People always want to know the answer to this question: “Is it better than the last album?” I would like to think so in this case. 

While 2016’s Hardwired…To Self Destruct was a fine performance by Metallica, there are a few songs on it that are generally considered to be skippable by the fan base and it was nowhere near the caliber of some of their earlier works like Master of Puppets. 

72 seasons feels much more focused as an album, and it feels like it tries to just have good songs rather than trying to have tunnel vision on a certain concept or theme. 

From front to back, 72 Seasons is just blisteringly fast heavy metal and hard rock, and is, in my opinion, Metallica’s best performance since 2008’s Death Magnetic. 

There are 12 tracks on this album and none of them are lacking in attitude or style, despite each member of the band approaching their 60’s.  
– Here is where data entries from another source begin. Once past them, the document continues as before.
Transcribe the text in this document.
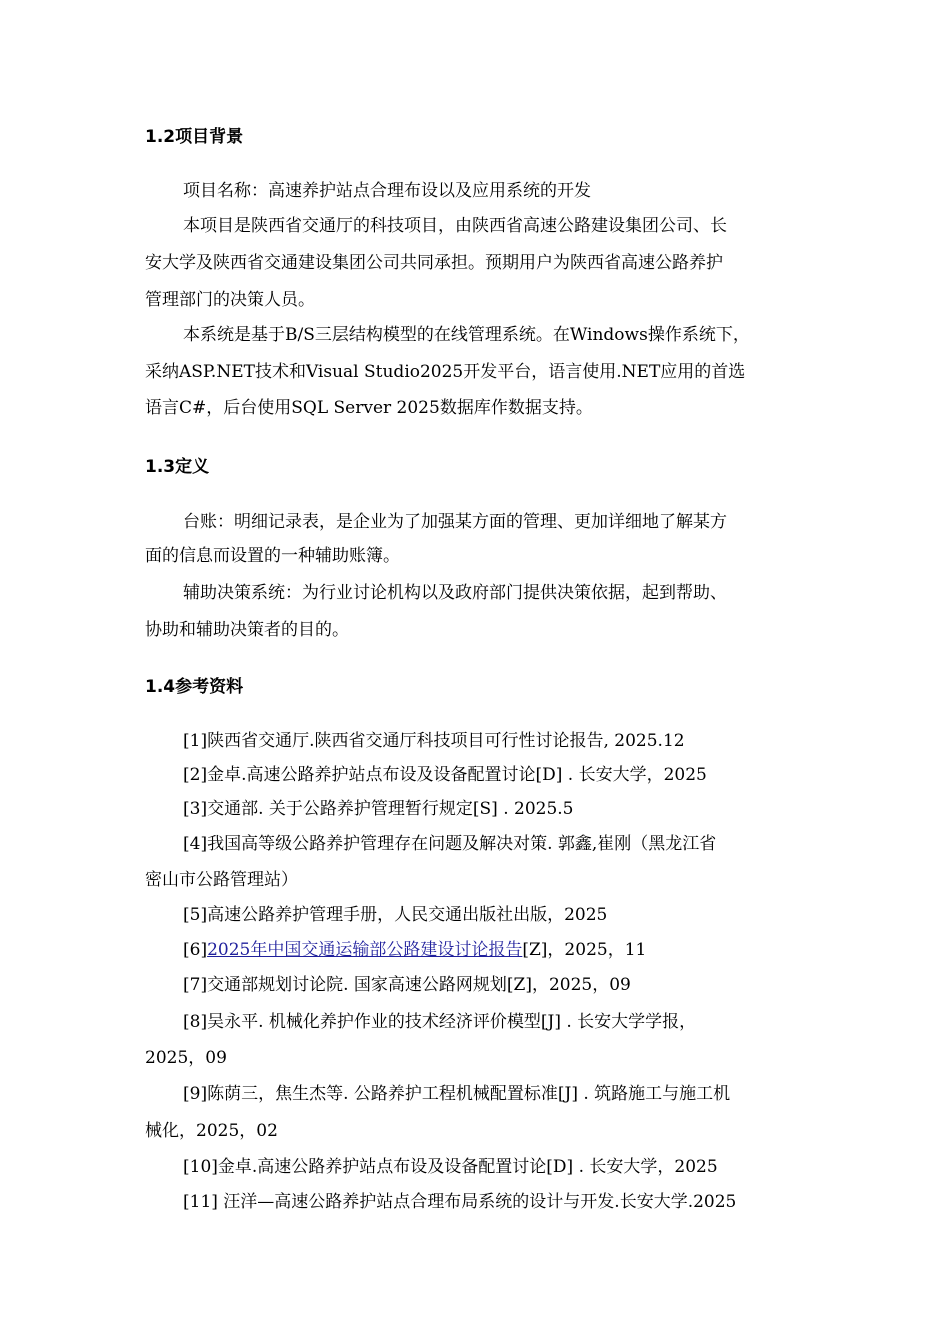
1.2项目背景
项目名称：高速养护站点合理布设以及应用系统的开发
本项目是陕西省交通厅的科技项目，由陕西省高速公路建设集团公司、长
安大学及陕西省交通建设集团公司共同承担。预期用户为陕西省高速公路养护
管理部门的决策人员。
本系统是基于B/S三层结构模型的在线管理系统。在Windows操作系统下，
采纳ASP.NET技术和Visual Studio2025开发平台，语言使用.NET应用的首选
语言C#，后台使用SQL Server 2025数据库作数据支持。
1.3定义
台账：明细记录表，是企业为了加强某方面的管理、更加详细地了解某方
面的信息而设置的一种辅助账簿。
辅助决策系统：为行业讨论机构以及政府部门提供决策依据，起到帮助、
协助和辅助决策者的目的。
1.4参考资料
[1]陕西省交通厅.陕西省交通厅科技项目可行性讨论报告, 2025.12
[2]金卓.高速公路养护站点布设及设备配置讨论[D] . 长安大学，2025
[3]交通部. 关于公路养护管理暂行规定[S] . 2025.5
[4]我国高等级公路养护管理存在问题及解决对策. 郭鑫,崔刚（黑龙江省
密山市公路管理站）
[5]高速公路养护管理手册，人民交通出版社出版，2025
[6]2025年中国交通运输部公路建设讨论报告[Z]，2025，11
[7]交通部规划讨论院. 国家高速公路网规划[Z]，2025，09
[8]吴永平. 机械化养护作业的技术经济评价模型[J] . 长安大学学报，
2025，09
[9]陈荫三，焦生杰等. 公路养护工程机械配置标准[J] . 筑路施工与施工机
械化，2025，02
[10]金卓.高速公路养护站点布设及设备配置讨论[D] . 长安大学，2025
[11] 汪洋—高速公路养护站点合理布局系统的设计与开发.长安大学.2025
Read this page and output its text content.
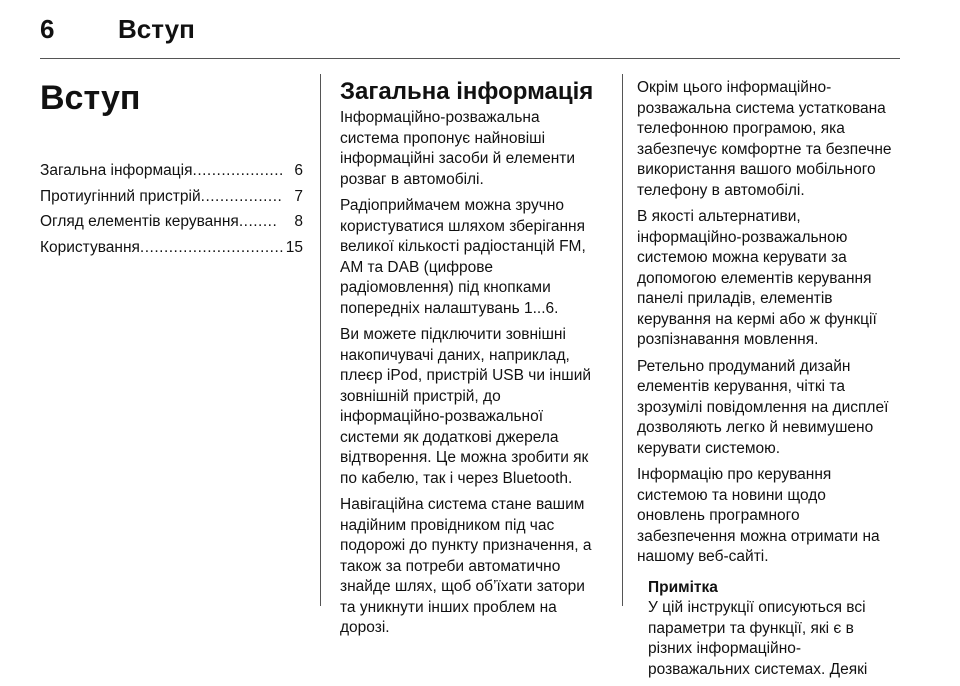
6 Вступ
Вступ
Загальна інформація ................... 6
Протиугінний пристрій ................. 7
Огляд елементів керування ........	8
Користування .............................. 15
Загальна інформація
Інформаційно-розважальна
система пропонує найновіші
інформаційні засоби й елементи
розваг в автомобілі.
Радіоприймачем можна зручно
користуватися шляхом зберігання
великої кількості радіостанцій FM,
AM та DAB (цифрове
радіомовлення) під кнопками
попередніх налаштувань 1...6.
Ви можете підключити зовнішні
накопичувачі даних, наприклад,
плеєр iPod, пристрій USB чи інший
зовнішній пристрій, до
інформаційно-розважальної
системи як додаткові джерела
відтворення. Це можна зробити як
по кабелю, так і через Bluetooth.
Навігаційна система стане вашим
надійним провідником під час
подорожі до пункту призначення, а
також за потреби автоматично
знайде шлях, щоб об’їхати затори
та уникнути інших проблем на
дорозі.
Окрім цього інформаційно-
розважальна система устаткована
телефонною програмою, яка
забезпечує комфортне та безпечне
використання вашого мобільного
телефону в автомобілі.
В якості альтернативи,
інформаційно-розважальною
системою можна керувати за
допомогою елементів керування
панелі приладів, елементів
керування на кермі або ж функції
розпізнавання мовлення.
Ретельно продуманий дизайн
елементів керування, чіткі та
зрозумілі повідомлення на дисплеї
дозволяють легко й невимушено
керувати системою.
Інформацію про керування
системою та новини щодо
оновлень програмного
забезпечення можна отримати на
нашому веб-сайті.
Примітка
У цій інструкції описуються всі
параметри та функції, які є в
різних інформаційно-
розважальних системах. Деякі
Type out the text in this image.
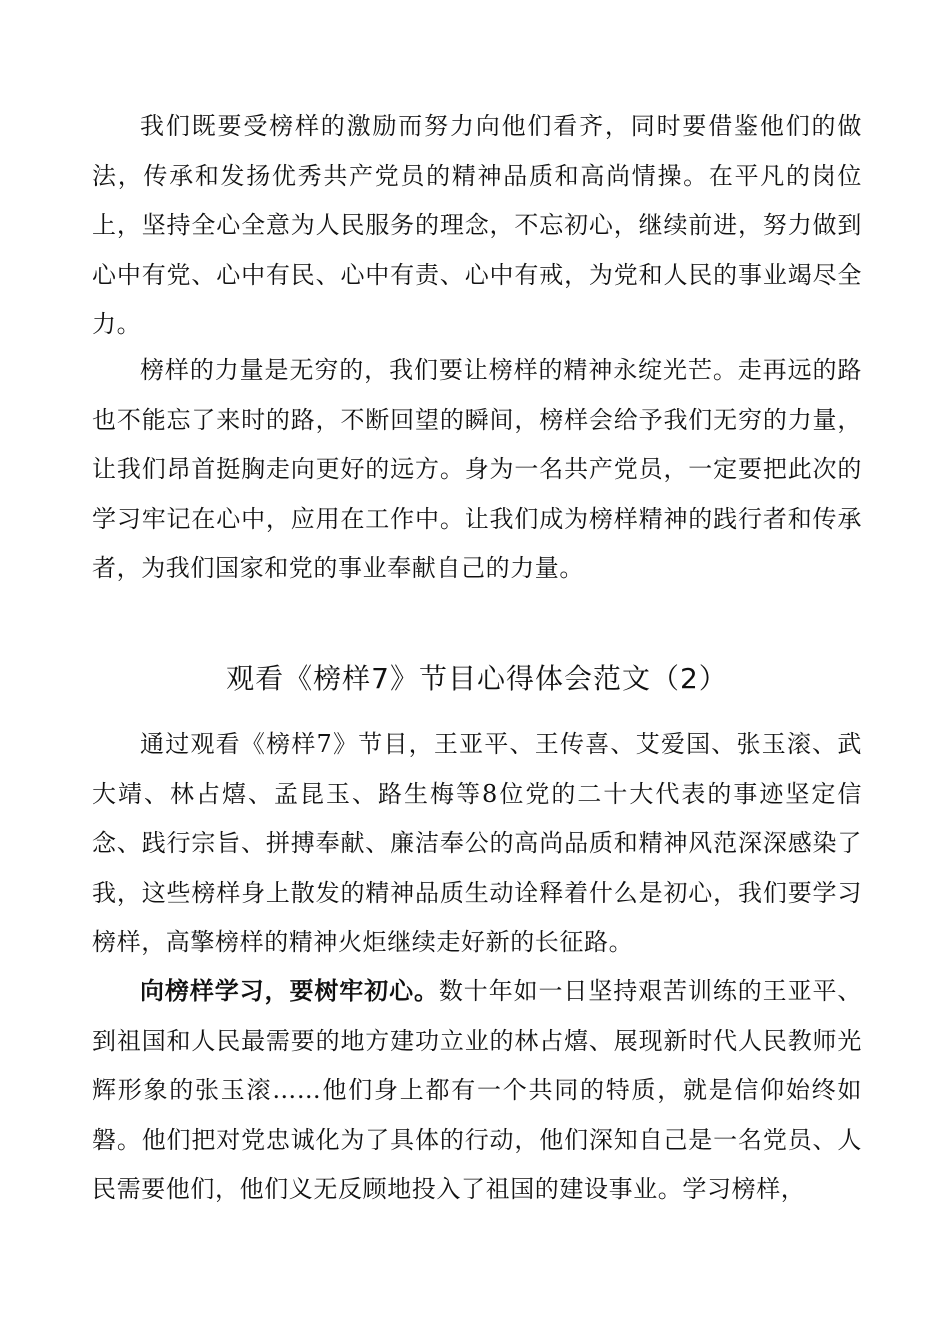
我们既要受榜样的激励而努力向他们看齐，同时要借鉴他们的做法，传承和发扬优秀共产党员的精神品质和高尚情操。在平凡的岗位上，坚持全心全意为人民服务的理念，不忘初心，继续前进，努力做到心中有党、心中有民、心中有责、心中有戒，为党和人民的事业竭尽全力。

榜样的力量是无穷的，我们要让榜样的精神永绽光芒。走再远的路也不能忘了来时的路，不断回望的瞬间，榜样会给予我们无穷的力量，让我们昂首挺胸走向更好的远方。身为一名共产党员，一定要把此次的学习牢记在心中，应用在工作中。让我们成为榜样精神的践行者和传承者，为我们国家和党的事业奉献自己的力量。

观看《榜样7》节目心得体会范文（2）

通过观看《榜样7》节目，王亚平、王传喜、艾爱国、张玉滚、武大靖、林占熺、孟昆玉、路生梅等8位党的二十大代表的事迹坚定信念、践行宗旨、拼搏奉献、廉洁奉公的高尚品质和精神风范深深感染了我，这些榜样身上散发的精神品质生动诠释着什么是初心，我们要学习榜样，高擎榜样的精神火炬继续走好新的长征路。

向榜样学习，要树牢初心。数十年如一日坚持艰苦训练的王亚平、到祖国和人民最需要的地方建功立业的林占熺、展现新时代人民教师光辉形象的张玉滚……他们身上都有一个共同的特质，就是信仰始终如磐。他们把对党忠诚化为了具体的行动，他们深知自己是一名党员、人民需要他们，他们义无反顾地投入了祖国的建设事业。学习榜样，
Each song on this album stands on its own as a great listening experience, and most of them could likely have been chosen as singles if the band wanted. It is likely that the singles that were released were chosen at random because of just how good each song is.  

The first single released, “Lux Æterna,” is a blisteringly fast thrash metal track that is very reminiscent of the band’s sound from their first two albums. It’s a headbanger from front to back.  

The title track, “72 Seasons,” is a lengthy but fast paced hard rock track that will keep your attention all the way through its high-flying lyrics and riffs.  

The second track on the album, “Shadows Follow,” was not released as a single, which is very strange considering how good it is. Despite it being over six minutes in length, it is one of the fastest and most aggressive tracks on the album that stood out as my personal favorite.  

If you prefer 90s era Metallica in the same vein as “Sad But True,” then the song “Crown of Barbed Wire” is for you. Its chugging and low tuned riffs will hit your ears like a right hook to the face.  

If you’re more of a fan of some of the softer Metallica tracks like “Nothing Else Matters” or “The Unforgiven,” you are still in luck. The closer track on this album, “Inamorata,” is possibly the most melodic Metallica song to date. 

In its eleven-minute runtime, the longest Metallica song so far, James Hetfield and Kirk Hammet produce possibly their most beautiful harmonies in any song they’ve ever written. The second solo in this track is very reminiscent of the hauntingly beautiful “My Friend of Misery” from their 1991 self-titled album.  

Other standout tracks on this album include: “Screaming Suicide,” “You Must Burn!,” “Chasing Light,” “If Darkness Had a Son,” and “Too Far Gone?”.  

From front to back, 72 Seasons is an intense, emotional, and overall fun listen. There won’t be a single minute on this LP that will leave you bored, and by the time you finish, you’ll probably just be wanting to hear more.